El calcio es un mineral esencial en cualquier dieta. El cuerpo humano necesita el calcio no solo para mantener en buen estado los huesos, sino para llevar a cabo muchas otras funciones de gran importancia, como por ejemplo el movimiento a través de los músculos, la circulación de la sangre en los vasos sanguíneos o la transmisión de mensajes del cerebro por parte de los nervios a distintas partes del cuerpo.

Frutas con calcio

Siempre que se habla de calcio nos viene a la mente la leche, el yogurt u otros derivados lácteos. Sin embargo las frutas también pueden contribuir notablemente al aporte diario de calcio que necesita el organismo para llevar una dieta equilibrada. Si bien es cierto que hay frutas como los higos, las frambuesas, la naranja o el kiwi, que contienen cantidades apreciables de calcio, son los frutos secos los alimentos vegetales más ricos en calcio, constituyendo un sustituto muy a tener en cuenta para aquellas personas intolerantes a la lactosa.

Alimentos con más calcio

Como ya se mencionaba anteriormente, los productos lácteos constituyen una de las principales fuentes de calcio en la dieta. Sin embargo, existen otros alimentos que también nos pueden aportar dosis de calcio interesantes. Entre estos alimentos destacan las verduras, como la col rizada, el repollo, las espinacas o el brócoli. El pescado, como el salmón o las sardinas, es otra alternativa a considerar.
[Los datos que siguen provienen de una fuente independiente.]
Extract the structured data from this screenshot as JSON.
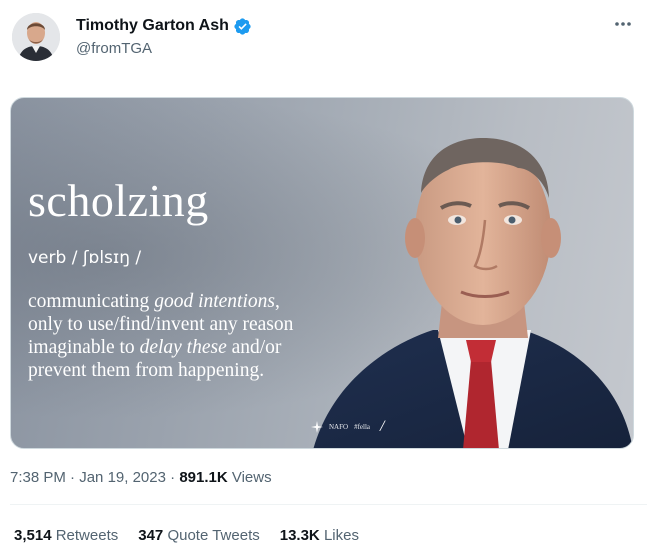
{
  "author": {
    "display_name": "Timothy Garton Ash",
    "handle": "@fromTGA",
    "verified": true
  },
  "media": {
    "word": "scholzing",
    "pronunciation": "verb / ʃɒlsɪŋ /",
    "definition_lines": [
      {
        "pre": "communicating ",
        "em": "good intentions",
        "post": ","
      },
      {
        "pre": "only to use/find/invent any reason",
        "em": "",
        "post": ""
      },
      {
        "pre": "imaginable to ",
        "em": "delay these",
        "post": " and/or"
      },
      {
        "pre": "prevent them from happening.",
        "em": "",
        "post": ""
      }
    ],
    "brand_text": "NAFO",
    "brand_tag": "#fella"
  },
  "meta": {
    "time": "7:38 PM",
    "separator": "·",
    "date": "Jan 19, 2023",
    "views_count": "891.1K",
    "views_label": "Views"
  },
  "stats": {
    "retweets_count": "3,514",
    "retweets_label": "Retweets",
    "quotes_count": "347",
    "quotes_label": "Quote Tweets",
    "likes_count": "13.3K",
    "likes_label": "Likes"
  },
  "colors": {
    "verified": "#1d9bf0",
    "secondary_text": "#536471",
    "primary_text": "#0f1419",
    "divider": "#eff3f4"
  },
  "icons": [
    "verified-badge-icon",
    "more-options-icon",
    "nafo-emblem-icon"
  ]
}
Merecen una mención aparte los cereales que, a pesar de no poseer grandes cantidades de calcio, debido al elevado consumo que efectuamos de los mismos –como puede ser el caso del pan–, también contribuyen significativamente en el aporte diario de calcio.
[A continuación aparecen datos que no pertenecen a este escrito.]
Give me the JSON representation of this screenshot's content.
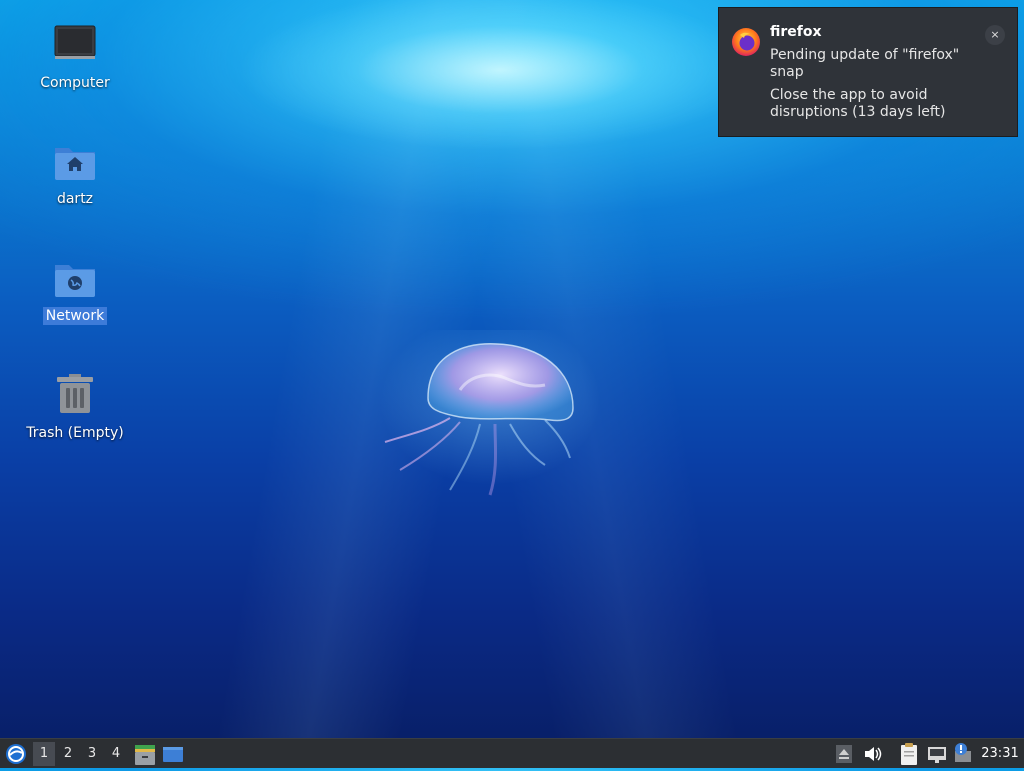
{
  "desktop": {
    "icons": [
      {
        "label": "Computer",
        "icon": "computer-icon"
      },
      {
        "label": "dartz",
        "icon": "home-folder-icon"
      },
      {
        "label": "Network",
        "icon": "network-folder-icon",
        "selected": true
      },
      {
        "label": "Trash (Empty)",
        "icon": "trash-icon"
      }
    ]
  },
  "notification": {
    "app": "firefox",
    "message": "Pending update of \"firefox\" snap",
    "detail": "Close the app to avoid disruptions (13 days left)",
    "close_label": "×",
    "icon": "firefox-icon"
  },
  "taskbar": {
    "start_icon": "lubuntu-start-icon",
    "workspaces": [
      "1",
      "2",
      "3",
      "4"
    ],
    "active_workspace": "1",
    "launchers": [
      "file-manager-icon",
      "show-desktop-icon"
    ],
    "tray": [
      "eject-icon",
      "volume-icon",
      "clipboard-icon",
      "network-icon",
      "update-notifier-icon"
    ],
    "clock": "23:31"
  },
  "colors": {
    "selection": "#3d7bd9",
    "panel": "#2c2f33",
    "notification_bg": "#2f3339"
  }
}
¿Cuánto calcio se necesita?

Las necesidades de calcio varían en función de la edad, así como también del sexo en el caso de las mujeres que ya han superado los 50 años. Las cantidades aproximadas que se recomiendan son las siguientes:

  • Hasta los 6 meses de edad: 200 mg.
  • De los 7 a los 12 meses de edad: 260 mg.
  • De 1 a 3 años de edad: 700 mg.
  • De 4 a 8 años de edad: 1.000 mg.
  • De 9 a 13 años de edad: 1.300 mg.
  • De 14 a 18 años de edad: 1.300 mg.
  • De 19 a 50 años de edad: 1.000 mg.
  • Hombres de 51 a 70 años de edad: 1.000 mg.
  • Mujeres de 51 a 70 años de edad: 1.200 mg.
  • Más de 71 años de edad: 1.200 mg.

Consecuencias de la falta de calcio en la dieta

Un consumo insuficiente de calcio, a corto plazo, no provoca síntomas evidentes, ya que el propio organismo se encarga de mantener los niveles tomando el calcio necesario de los huesos. A largo plazo, sin embargo, no mantener los niveles adecuados de calcio puede tener repercusiones en la salud, como la osteopenia (una masa ósea baja), al igual que se corre un mayor riesgo de padecer osteoporosis y fracturas óseas. Cuando las deficiencias son más graves, las secuelas asociadas también lo son, como convulsiones y ritmos cardiacos irregulares que, en algunos casos, pueden acarrear graves consecuencias.

La importancia del calcio en la alimentación

De los estudios científicos que se han efectuado para determinar los efectos que tiene el calcio en la salud se infiere que su importancia es vital para el buen estado de la masa ósea y para evitar la osteoporosis. Por lo que respecta a las enfermedades cardiovasculares no parece existir relación directa con el calcio. En cambio, por lo que se refiere a la hipertensión, el calcio parece reducir considerablemente el riesgo de padecer esta afección.

Por otra parte, la ingesta de suplementos de calcio puede ocasionar cálculos renales, sobre todo en las personas de mayor edad. Este riesgo no parece existir en el caso del calcio consumido a través de los alimentos.

Interacciones del calcio con los medicamentos

Los suplementos de calcio pueden interactuar o interferir con ciertos medicamentos. En el caso de los bifosfonatos, antibióticos, levotiroxina, fenitoína y tiludronato disódico, el calcio interactúa reduciendo la absorción de estos fármacos.

Por lo que respecta a los diuréticos se pueden producir distintos efectos. Las tiazidas pueden elevar el nivel de calcio en la sangre, mientras que los diuréticos de infusión continua reducen los niveles de calcio en la sangre.

Los antiácidos producen una pérdida de calcio en la orina, sobre todo los que contienen aluminio o magnesio, mientras que el aceite mineral y los laxantes reducen la absorción de calcio. Los glucocorticoides, por su parte, cuando se utilizan de forma continua durante meses, provocan la eliminación de calcio y, a la larga, osteoporosis.